やっぱり貴女の優しさや、強さに憧れてしまう。


飛行機を降りると、夏と優とは途中で別れた。

お疲れさん会は、後日行う事を約束して。


電車を乗り継ぎ、地元の駅を目指す。

体は疲れのせいで少々怠いが、心は行きよりも軽くなった気がする。

それはきっと、この旅行のお陰だろう。


たった3日間の間ではあったが、いろんな事が一辺に起こり、心も頭もついていかない時もあった。

けど、結果的に自分の気持ちを再確認する事が出来たのだから、良くも悪くも必要な出来事だったのだと思う。


目的の駅に着き、電車から降りる。

あれ程寒かった冬はいつの間にか過ぎ去り、春を迎えたかと思えば、季節は夏へと流れていく。


今年の夏はイギリスに行こう。

貴女が住む場所へ。

バイトも頑張って、お金を貯めなくては。

休みの交渉は、美月さんにするしかない。


よし、スーパーに寄ってビールでも買おうかな。

たまにはワインも飲もうかな。

夕飯は作るのが面倒くさいし、出来合いのお総菜でいいや。

お母さんのところに寄ろうと思ったけど、疲れたから明日か明後日にでも行くとしよう。


お酒は全然飲めなかったのに、ありさ達と宅飲みをするようになってから、お酒に免疫がついてきた。

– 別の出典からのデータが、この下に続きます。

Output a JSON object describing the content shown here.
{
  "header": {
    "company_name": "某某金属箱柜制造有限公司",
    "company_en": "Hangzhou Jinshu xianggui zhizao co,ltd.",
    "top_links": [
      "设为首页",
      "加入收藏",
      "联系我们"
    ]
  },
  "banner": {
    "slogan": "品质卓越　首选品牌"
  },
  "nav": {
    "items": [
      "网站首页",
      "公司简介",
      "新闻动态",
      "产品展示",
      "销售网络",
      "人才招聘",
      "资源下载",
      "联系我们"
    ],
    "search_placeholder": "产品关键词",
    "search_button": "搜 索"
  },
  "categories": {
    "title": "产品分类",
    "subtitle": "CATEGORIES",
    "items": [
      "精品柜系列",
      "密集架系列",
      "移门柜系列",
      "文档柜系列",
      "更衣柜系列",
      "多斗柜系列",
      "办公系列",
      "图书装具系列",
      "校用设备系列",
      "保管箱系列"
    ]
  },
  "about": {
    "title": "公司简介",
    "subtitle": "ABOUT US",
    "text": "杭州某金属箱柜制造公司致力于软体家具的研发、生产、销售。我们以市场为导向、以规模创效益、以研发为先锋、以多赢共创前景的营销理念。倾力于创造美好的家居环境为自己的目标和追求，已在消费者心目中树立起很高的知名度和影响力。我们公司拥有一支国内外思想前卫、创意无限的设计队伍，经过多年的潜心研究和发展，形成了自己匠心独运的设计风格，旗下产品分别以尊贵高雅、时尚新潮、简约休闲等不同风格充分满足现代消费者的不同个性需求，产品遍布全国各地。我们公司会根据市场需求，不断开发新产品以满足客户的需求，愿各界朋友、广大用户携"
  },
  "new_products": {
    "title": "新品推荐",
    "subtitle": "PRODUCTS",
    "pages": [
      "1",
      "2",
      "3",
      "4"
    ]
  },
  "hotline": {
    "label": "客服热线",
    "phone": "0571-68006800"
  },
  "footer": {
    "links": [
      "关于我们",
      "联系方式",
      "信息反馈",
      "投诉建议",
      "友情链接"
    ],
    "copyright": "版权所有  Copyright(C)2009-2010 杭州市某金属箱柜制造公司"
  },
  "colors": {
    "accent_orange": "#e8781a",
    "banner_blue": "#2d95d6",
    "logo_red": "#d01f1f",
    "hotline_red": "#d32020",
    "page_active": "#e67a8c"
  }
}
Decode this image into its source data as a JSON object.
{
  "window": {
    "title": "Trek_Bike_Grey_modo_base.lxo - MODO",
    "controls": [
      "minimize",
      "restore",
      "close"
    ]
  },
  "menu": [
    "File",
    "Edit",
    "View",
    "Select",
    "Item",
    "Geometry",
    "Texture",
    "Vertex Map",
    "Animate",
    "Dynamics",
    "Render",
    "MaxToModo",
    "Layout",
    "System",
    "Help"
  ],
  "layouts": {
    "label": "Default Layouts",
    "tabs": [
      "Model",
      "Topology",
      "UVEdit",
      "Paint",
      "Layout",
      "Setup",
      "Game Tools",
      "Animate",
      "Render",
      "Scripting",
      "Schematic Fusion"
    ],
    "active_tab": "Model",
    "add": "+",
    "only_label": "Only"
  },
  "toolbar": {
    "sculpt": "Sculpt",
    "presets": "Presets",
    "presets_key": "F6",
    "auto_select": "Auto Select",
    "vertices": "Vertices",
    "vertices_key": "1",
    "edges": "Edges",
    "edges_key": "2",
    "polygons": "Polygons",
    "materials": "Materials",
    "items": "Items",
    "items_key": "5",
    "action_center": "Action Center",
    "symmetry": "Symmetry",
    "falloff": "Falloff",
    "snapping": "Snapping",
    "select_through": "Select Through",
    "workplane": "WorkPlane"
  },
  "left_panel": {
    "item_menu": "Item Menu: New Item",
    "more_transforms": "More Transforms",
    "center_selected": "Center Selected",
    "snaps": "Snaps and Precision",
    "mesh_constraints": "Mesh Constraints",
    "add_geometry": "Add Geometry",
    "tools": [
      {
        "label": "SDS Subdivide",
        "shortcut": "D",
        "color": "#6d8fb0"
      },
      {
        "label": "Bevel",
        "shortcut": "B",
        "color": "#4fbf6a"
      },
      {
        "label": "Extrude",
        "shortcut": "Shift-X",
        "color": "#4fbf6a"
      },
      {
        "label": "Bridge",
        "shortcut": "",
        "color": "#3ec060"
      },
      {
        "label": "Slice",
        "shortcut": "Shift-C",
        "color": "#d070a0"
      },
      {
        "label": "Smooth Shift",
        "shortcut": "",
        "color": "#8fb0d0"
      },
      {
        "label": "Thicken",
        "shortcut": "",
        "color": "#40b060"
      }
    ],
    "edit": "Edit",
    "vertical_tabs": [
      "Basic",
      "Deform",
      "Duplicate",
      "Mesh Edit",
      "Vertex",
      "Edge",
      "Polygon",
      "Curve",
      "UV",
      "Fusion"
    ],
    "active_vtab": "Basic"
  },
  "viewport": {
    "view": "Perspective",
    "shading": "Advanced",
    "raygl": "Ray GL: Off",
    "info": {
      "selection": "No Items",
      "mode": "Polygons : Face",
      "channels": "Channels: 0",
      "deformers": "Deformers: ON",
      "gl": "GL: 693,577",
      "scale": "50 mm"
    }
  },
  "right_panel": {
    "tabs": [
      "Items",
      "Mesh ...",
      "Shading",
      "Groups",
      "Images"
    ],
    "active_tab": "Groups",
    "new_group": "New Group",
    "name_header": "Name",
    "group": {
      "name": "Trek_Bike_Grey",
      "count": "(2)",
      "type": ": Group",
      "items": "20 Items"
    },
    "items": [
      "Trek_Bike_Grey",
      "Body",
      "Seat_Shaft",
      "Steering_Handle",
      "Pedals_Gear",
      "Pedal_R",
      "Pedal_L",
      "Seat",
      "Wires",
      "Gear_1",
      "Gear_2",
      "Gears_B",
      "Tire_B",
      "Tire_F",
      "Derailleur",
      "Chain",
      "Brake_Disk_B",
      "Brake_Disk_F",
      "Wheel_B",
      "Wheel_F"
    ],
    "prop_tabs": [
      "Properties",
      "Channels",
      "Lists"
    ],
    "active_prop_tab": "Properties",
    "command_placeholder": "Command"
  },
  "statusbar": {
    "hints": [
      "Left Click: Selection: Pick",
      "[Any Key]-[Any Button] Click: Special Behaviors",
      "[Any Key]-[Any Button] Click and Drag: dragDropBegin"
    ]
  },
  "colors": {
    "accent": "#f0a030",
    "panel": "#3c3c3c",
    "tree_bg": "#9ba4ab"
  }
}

あたしがお酒をすいすい飲む姿を貴女が見たら、貴女はどんな反応をするだろう。

きっと驚くだろうなあ。


改札を抜けて駅を出ると、いつも貴女と待ち合わせをしていた喫煙所が目についた。

待ち合わせをすると、貴女はいつもあたしより先に到着し、あの喫煙所であたしを待っていてくれた。

花壇の端に軽く腰掛けながら、煙草を吸っていたね。

あたしが声を掛けると、こちらに顔を向けて、嬉しそうな笑顔を浮かべながら手を振ってくれたっけ。